Граф тяжело опустился в кресло, рука с биноклем безвольно упала на колено. Страшная мысль овладела им: и здесь, в Киеве, может все это повториться. Он почувствовал себя окончательно беспомощным на своей комфортабельной, со слугами и адъютантами, красавице яхте. Напрасно это все. Причуда зазнавшегося честолюбца, как писал про него подпольный львовский листок. Не следовало и приезжать в это мазепинское гнездо. Пожелал встретиться с воспитанниками «Галицко-русского приюта»? Намеревался потолковать с отцом Василием? Разве нельзя было его вместе с епископом Евлогием вызвать в Петроград? Отец Василий резонно считает, что учеников необходимо изолировать от мрачных бунтарей, высыпавших на берег, придется переселить их куда-нибудь на юг, подальше от пресловутых пролетарских влияний.

— Остановите, капитан, — неожиданно приказал хозяин яхты. — Примем тут, на воде, делегацию почетных граждан города. Сейчас же просигнальте на берег.

Капитан взял под козырек:

— Есть, ваше сиятельство!

Встреча яхты на берегу затянулась. Капитан сигналит от имени графа: делегации почетных граждан Киева прибыть на палубу яхты. Но почему так? Разволновались советники городской думы. Почему, собственно, граф отказывается первым сойти на святую землю Киева-града, чтобы принять от них хлеб-соль? Страшится, может, черни? Но ведь для охраны его сиятельства созвана вся полиция, вкупе с тайной агентурой.

Василь протискивался сквозь толпу, пока не наткнулся на полицейский заслон.

— Ну чего тебе, малый? — остановил его один из полицейских. — Куда, спрашиваю, прешь? Сказано — нельзя, значит, нельзя.

— А ты его обыщи, — посоветовал другой полицейский. — Не смотри, что у него рожа интеллигентная. Обыскивай, Герасим.

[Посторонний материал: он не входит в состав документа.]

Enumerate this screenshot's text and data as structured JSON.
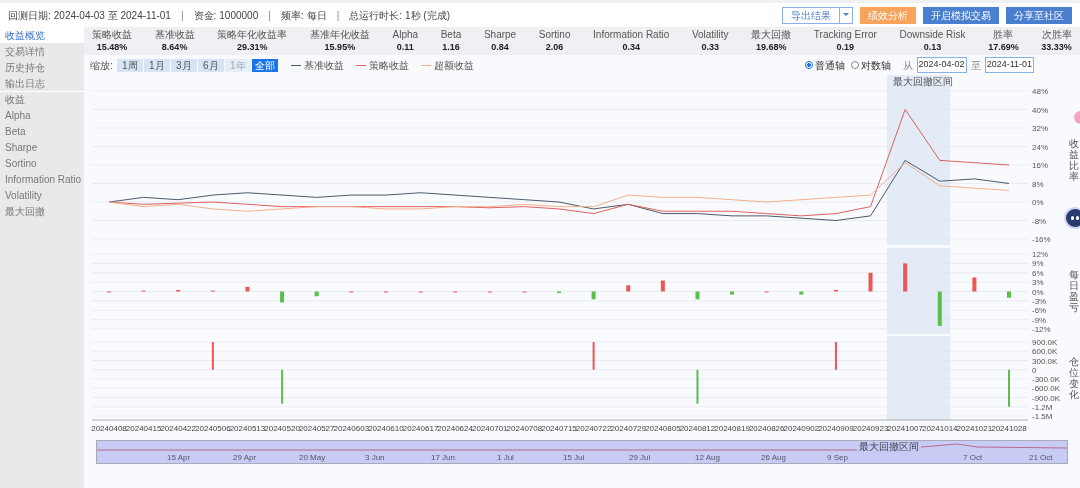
{
  "header": {
    "separator": "|",
    "info": [
      {
        "label": "回测日期:",
        "value": "2024-04-03 至 2024-11-01"
      },
      {
        "label": "资金:",
        "value": "1000000"
      },
      {
        "label": "频率:",
        "value": "每日"
      },
      {
        "label": "总运行时长:",
        "value": "1秒 (完成)"
      }
    ],
    "export_button": "导出结果",
    "buttons": [
      {
        "label": "绩效分析",
        "kind": "orange"
      },
      {
        "label": "开启模拟交易",
        "kind": "blue"
      },
      {
        "label": "分享至社区",
        "kind": "blue"
      }
    ]
  },
  "sidebar": {
    "items": [
      {
        "label": "收益概览",
        "selected": true,
        "kind": "nav"
      },
      {
        "label": "交易详情",
        "selected": false,
        "kind": "nav"
      },
      {
        "label": "历史持仓",
        "selected": false,
        "kind": "nav"
      },
      {
        "label": "输出日志",
        "selected": false,
        "kind": "nav"
      },
      {
        "label": "收益",
        "selected": false,
        "kind": "metric"
      },
      {
        "label": "Alpha",
        "selected": false,
        "kind": "metric"
      },
      {
        "label": "Beta",
        "selected": false,
        "kind": "metric"
      },
      {
        "label": "Sharpe",
        "selected": false,
        "kind": "metric"
      },
      {
        "label": "Sortino",
        "selected": false,
        "kind": "metric"
      },
      {
        "label": "Information Ratio",
        "selected": false,
        "kind": "metric"
      },
      {
        "label": "Volatility",
        "selected": false,
        "kind": "metric"
      },
      {
        "label": "最大回撤",
        "selected": false,
        "kind": "metric"
      }
    ]
  },
  "metrics": [
    {
      "label": "策略收益",
      "value": "15.48%"
    },
    {
      "label": "基准收益",
      "value": "8.64%"
    },
    {
      "label": "策略年化收益率",
      "value": "29.31%"
    },
    {
      "label": "基准年化收益",
      "value": "15.95%"
    },
    {
      "label": "Alpha",
      "value": "0.11"
    },
    {
      "label": "Beta",
      "value": "1.16"
    },
    {
      "label": "Sharpe",
      "value": "0.84"
    },
    {
      "label": "Sortino",
      "value": "2.06"
    },
    {
      "label": "Information Ratio",
      "value": "0.34"
    },
    {
      "label": "Volatility",
      "value": "0.33"
    },
    {
      "label": "最大回撤",
      "value": "19.68%"
    },
    {
      "label": "Tracking Error",
      "value": "0.19"
    },
    {
      "label": "Downside Risk",
      "value": "0.13"
    },
    {
      "label": "胜率",
      "value": "17.69%"
    },
    {
      "label": "次胜率",
      "value": "33.33%"
    }
  ],
  "zoom": {
    "label": "缩放:",
    "ranges": [
      {
        "label": "1周",
        "selected": false,
        "disabled": false
      },
      {
        "label": "1月",
        "selected": false,
        "disabled": false
      },
      {
        "label": "3月",
        "selected": false,
        "disabled": false
      },
      {
        "label": "6月",
        "selected": false,
        "disabled": false
      },
      {
        "label": "1年",
        "selected": false,
        "disabled": true
      },
      {
        "label": "全部",
        "selected": true,
        "disabled": false
      }
    ]
  },
  "axis_mode": [
    {
      "label": "普通轴",
      "selected": true
    },
    {
      "label": "对数轴",
      "selected": false
    }
  ],
  "date_range": {
    "from_label": "从",
    "from": "2024-04-02",
    "to_label": "至",
    "to": "2024-11-01"
  },
  "charts": [
    {
      "axis_name": "收益比率",
      "band_label": "最大回撤区间",
      "chart_data": {
        "type": "line",
        "grid": true,
        "series": [
          {
            "name": "基准收益",
            "color": "#4a5a6a",
            "values": [
              0,
              2,
              1,
              3,
              4,
              3,
              2,
              3,
              3,
              4,
              3,
              2,
              1,
              0,
              -3,
              -1,
              -5,
              -5,
              -6,
              -6,
              -7,
              -8,
              -6,
              18,
              9,
              10,
              8
            ]
          },
          {
            "name": "策略收益",
            "color": "#e06060",
            "values": [
              0,
              -1,
              -0.5,
              0,
              -1,
              -2,
              -2,
              -2,
              -2,
              -2,
              -2,
              -2.5,
              -2,
              -3,
              -5,
              -1,
              -4,
              -4,
              -4,
              -5,
              -6,
              -5,
              -2,
              40,
              18,
              17,
              16
            ]
          },
          {
            "name": "超额收益",
            "color": "#f5b08a",
            "values": [
              0,
              -2,
              -1,
              -3,
              -4,
              -3,
              -2,
              -2,
              -3,
              -3,
              -2,
              -2,
              -1,
              -2,
              -2,
              3,
              2,
              2,
              1,
              0,
              1,
              2,
              3,
              17,
              7,
              6,
              5
            ]
          }
        ],
        "ylim": [
          -16,
          48
        ],
        "yticks": [
          {
            "value": -16,
            "label": "-16%"
          },
          {
            "value": -8,
            "label": "-8%"
          },
          {
            "value": 0,
            "label": "0%"
          },
          {
            "value": 8,
            "label": "8%"
          },
          {
            "value": 16,
            "label": "16%"
          },
          {
            "value": 24,
            "label": "24%"
          },
          {
            "value": 32,
            "label": "32%"
          },
          {
            "value": 40,
            "label": "40%"
          },
          {
            "value": 48,
            "label": "48%"
          }
        ]
      }
    },
    {
      "axis_name": "每日盈亏",
      "chart_data": {
        "type": "bar",
        "grid": true,
        "values": [
          0,
          0.3,
          0.5,
          0.3,
          1.5,
          -3.5,
          -1.5,
          0,
          0,
          0,
          0,
          0,
          0,
          -0.5,
          -2.5,
          2,
          3.5,
          -2.5,
          -1,
          0,
          -1,
          0.5,
          6,
          9,
          -11,
          4.5,
          -2
        ],
        "ylim": [
          -12,
          12
        ],
        "yticks": [
          {
            "value": -12,
            "label": "-12%"
          },
          {
            "value": -9,
            "label": "-9%"
          },
          {
            "value": -6,
            "label": "-6%"
          },
          {
            "value": -3,
            "label": "-3%"
          },
          {
            "value": 0,
            "label": "0%"
          },
          {
            "value": 3,
            "label": "3%"
          },
          {
            "value": 6,
            "label": "6%"
          },
          {
            "value": 9,
            "label": "9%"
          },
          {
            "value": 12,
            "label": "12%"
          }
        ]
      }
    },
    {
      "axis_name": "仓位变化",
      "chart_data": {
        "type": "bar",
        "grid": true,
        "categories": [
          "20240408",
          "20240415",
          "20240422",
          "20240506",
          "20240513",
          "20240520",
          "20240527",
          "20240603",
          "20240610",
          "20240617",
          "20240624",
          "20240701",
          "20240708",
          "20240715",
          "20240722",
          "20240729",
          "20240805",
          "20240812",
          "20240819",
          "20240826",
          "20240902",
          "20240909",
          "20240923",
          "20241007",
          "20241014",
          "20241021",
          "20241028"
        ],
        "values": [
          null,
          null,
          null,
          900000,
          null,
          -1100000,
          null,
          null,
          null,
          null,
          null,
          null,
          null,
          null,
          900000,
          null,
          null,
          -1100000,
          null,
          null,
          null,
          900000,
          null,
          null,
          null,
          null,
          -1200000
        ],
        "ylim": [
          -1500000,
          900000
        ],
        "yticks": [
          {
            "value": -1500000,
            "label": "-1.5M"
          },
          {
            "value": -1200000,
            "label": "-1.2M"
          },
          {
            "value": -900000,
            "label": "-900.0K"
          },
          {
            "value": -600000,
            "label": "-600.0K"
          },
          {
            "value": -300000,
            "label": "-300.0K"
          },
          {
            "value": 0,
            "label": "0"
          },
          {
            "value": 300000,
            "label": "300.0K"
          },
          {
            "value": 600000,
            "label": "600.0K"
          },
          {
            "value": 900000,
            "label": "900.0K"
          }
        ]
      }
    }
  ],
  "slider": {
    "level": 1,
    "labels": [
      "15 Apr",
      "29 Apr",
      "20 May",
      "3 Jun",
      "17 Jun",
      "1 Jul",
      "15 Jul",
      "29 Jul",
      "12 Aug",
      "26 Aug",
      "9 Sep",
      "7 Oct",
      "21 Oct"
    ],
    "band_label": "最大回撤区间"
  }
}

Василя бесцеремонно ощупали и, ничего не обнаружив, вытолкнули назад в толпу. Напрасно парень уверял, что он лично знаком с графом и что у него особо важное дело. Это вызвало веселый смех и у полицейских и в публике, и оскорбленному до слез Василю ничего не оставалось, как отойти в сторонку. Он проклинал обнаглевших злобных полицейских. Они ведь ничем не лучше австрийской полиции. Разве что форма другая, а натура в точности та же, звериная. Облапили, как бандита, обшарили карманы, картуз и тот сорвали с головы…

Он едва успел увернуться из-под лошадиной морды, услышав окрик позади. Василь оглянулся: в гуще людского потока ехала пароконная карета.

— Эй, сторонись, сторонись! — покрикивал с козел кучер. — Сторонись!

Василь увидел фигуру военного в карете. «Кто это?» — екнуло сердце. Не поверил своим глазам. Неужели он? Рыжеватые пушистые усы. Еще раз, пока карета не миновала его, Василь пристально всмотрелся в знакомое вроде лицо…

Мгновенно в памяти возникло родное село, панское имение… Он! Полковник Осипов! Тот, что приказал повесить крестьянина Покуту!

Живой? Как это могло произойти? Почему удалось этому негодяю избежать законной кары?

Василь опрометью бросился за каретой, чтобы успеть догнать, схватить за руку жестокого убийцу. Схватить и крикнуть людям: «Держите, вяжите его, он угробил невинного человека!»

Однако цепкие руки полицейских опять задержали Василя.

— Ты что, вот этой штуки захотел попробовать? — ощетинился на него полицейский, хлопая по ножнам шашки.

Что делать? Он впервые, наверно, испытывал столь тяжелые минуты отчаяния и мучительной обиды. Вместо того чтобы ловить убийцу, эти скоты еще угрожают. А негодяй преспокойно выходит из кареты, ему отдают честь, его приглашают в управление пристани.

Василь почувствовал себя безмерно несчастным. Будь с ним сейчас отец Серафим, конечно, тот бы что-нибудь присоветовал; во всяком случае, у него нашлось бы теплое слово утешения.

Тем временем Осипов садится в лодку с двумя гребцами в черной форме. Лодка напрямую движется к яхте. Радуйся, Василек!

Через несколько минут произойдет то, что ожидалось еще с весны. Граф спросит: скажи, Осипов, на каком основании ты велел повесить честного заправского газду Илька Покуту? Лишь за то, что Покута решил поделить землю между бедняками? Правда? Ну так получай же, сукин сын, полностью, что заслужил…

Покуда лодка покрывала не очень большое расстояние до яхты, Василь живо вообразил себя вместе с Гнездуром в просторном кабинете генерал-губернатора Бобринского. Они приехали из Санока во Львов, чтобы подать от имени ольховецкой общины жалобу на убийцу Осипова. Граф пообещал тогда: «Хорошо, хлопцы. Полковника Осипова мы накажем. Строго накажем».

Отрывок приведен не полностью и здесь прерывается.